In 1932, Paul Rhymer chose Flynn to play Sade as the character lacked a sense of humor. Even in the most humorous of situations, Flynn's emotional self-control ensured that Sade would never break character. The 15-minute program was aired from 1932 to 1945, and in 1946, it was put back on the air as a one-hour show.

Flynn and Durward Kirby co-starred in Daytime Radio Newspaper in 1943. The 15-minute program on CBS had Kirby delivering straight news items and Flynn handling human-interest reports.

==Television==
Flynn appeared in both of the television incarnations of Vic and Sade, the only cast member to appear in both the 1949 Colgate Theater episodes and the 1957 revival The Humor of Vic 'n' Sade. She also played Lorna Corey in the soap opera Hawkins Falls, Population 6200, which ran on NBC from 1951 to 1955.

==Stage==
Author Zona Gale recommended Flynn to Broadway producer Brock Pemberton, and Flynn had "minor roles in several Broadway plays," She was a member of the Theatre Guild.

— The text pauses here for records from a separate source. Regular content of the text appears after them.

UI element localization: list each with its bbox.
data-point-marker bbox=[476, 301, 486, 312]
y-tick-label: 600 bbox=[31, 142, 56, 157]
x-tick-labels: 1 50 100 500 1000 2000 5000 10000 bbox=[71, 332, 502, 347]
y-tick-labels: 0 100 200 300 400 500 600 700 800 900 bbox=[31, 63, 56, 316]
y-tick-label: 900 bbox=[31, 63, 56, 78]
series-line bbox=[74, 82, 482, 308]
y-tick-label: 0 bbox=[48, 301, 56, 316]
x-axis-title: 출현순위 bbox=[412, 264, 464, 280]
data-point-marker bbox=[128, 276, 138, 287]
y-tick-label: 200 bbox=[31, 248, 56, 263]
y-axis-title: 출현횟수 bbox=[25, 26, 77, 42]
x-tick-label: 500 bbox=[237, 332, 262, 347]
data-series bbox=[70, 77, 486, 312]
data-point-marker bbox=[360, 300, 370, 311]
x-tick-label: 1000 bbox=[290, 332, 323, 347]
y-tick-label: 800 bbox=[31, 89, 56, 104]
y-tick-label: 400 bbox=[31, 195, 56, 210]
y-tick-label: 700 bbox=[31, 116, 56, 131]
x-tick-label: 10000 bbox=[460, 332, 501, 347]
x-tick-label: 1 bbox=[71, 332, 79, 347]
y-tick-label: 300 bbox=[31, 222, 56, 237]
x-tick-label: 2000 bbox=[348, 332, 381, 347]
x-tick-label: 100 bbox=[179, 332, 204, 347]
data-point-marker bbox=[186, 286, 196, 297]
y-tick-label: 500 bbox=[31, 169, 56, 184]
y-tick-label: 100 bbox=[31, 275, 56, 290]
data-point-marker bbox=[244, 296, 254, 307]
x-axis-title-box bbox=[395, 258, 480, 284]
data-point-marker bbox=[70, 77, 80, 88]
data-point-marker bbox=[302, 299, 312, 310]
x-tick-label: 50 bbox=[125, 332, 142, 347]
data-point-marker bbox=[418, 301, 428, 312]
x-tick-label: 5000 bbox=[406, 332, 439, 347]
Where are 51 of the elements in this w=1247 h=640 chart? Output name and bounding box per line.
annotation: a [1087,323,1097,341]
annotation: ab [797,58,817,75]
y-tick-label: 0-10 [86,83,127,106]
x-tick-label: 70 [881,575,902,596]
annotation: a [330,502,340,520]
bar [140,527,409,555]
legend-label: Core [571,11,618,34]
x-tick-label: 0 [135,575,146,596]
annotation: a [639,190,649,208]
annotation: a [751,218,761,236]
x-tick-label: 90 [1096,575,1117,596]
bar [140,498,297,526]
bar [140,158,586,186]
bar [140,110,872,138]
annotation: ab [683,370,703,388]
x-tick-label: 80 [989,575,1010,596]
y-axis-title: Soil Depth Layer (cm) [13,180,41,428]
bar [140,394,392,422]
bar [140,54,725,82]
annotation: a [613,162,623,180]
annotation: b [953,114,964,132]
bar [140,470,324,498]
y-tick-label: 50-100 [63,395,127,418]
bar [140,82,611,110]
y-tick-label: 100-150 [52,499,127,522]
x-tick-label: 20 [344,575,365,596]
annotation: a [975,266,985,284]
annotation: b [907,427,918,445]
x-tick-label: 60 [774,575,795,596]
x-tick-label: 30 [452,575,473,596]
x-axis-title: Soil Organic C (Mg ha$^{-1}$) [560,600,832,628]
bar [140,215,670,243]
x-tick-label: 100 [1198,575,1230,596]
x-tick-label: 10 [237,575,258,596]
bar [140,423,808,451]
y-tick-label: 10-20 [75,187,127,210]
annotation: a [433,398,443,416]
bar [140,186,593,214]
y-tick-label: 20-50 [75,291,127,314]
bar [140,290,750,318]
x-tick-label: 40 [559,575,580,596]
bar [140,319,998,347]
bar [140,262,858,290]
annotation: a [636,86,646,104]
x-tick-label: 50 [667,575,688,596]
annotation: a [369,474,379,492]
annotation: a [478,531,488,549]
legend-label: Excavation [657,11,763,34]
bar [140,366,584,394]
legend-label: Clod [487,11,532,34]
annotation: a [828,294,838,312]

After Vic and Sade completed its run on the radio, she joined the touring company of "Apple of His Eye," which starred Walter Huston.

==Later years==
Flynn retired from broadcasting in 1957 (the same year Art Van Harvey, who played Vic on Vic and Sade, died). In 1964 she moved to Clay City, Illinois, her husband's home town.

==Personal life==
Born in Madison, Wisconsin, Flynn married the physician Chester C. Doherty in 1933. Dr. Doherty later became an associate professor at Northwestern University Medical School. The couple had had two sons, Anthony and Bill. (Another source says Flynn was "mother of five fine sons.")

During World War II, while Dr. Doherty was serving as a flight surgeon in the Army Air Corps at several bases in the US, Flynn also worked as a radio reporter for a daily news program.

==Death==
Flynn died in a hospital at Olney, Illinois in 1977 at the age of 73.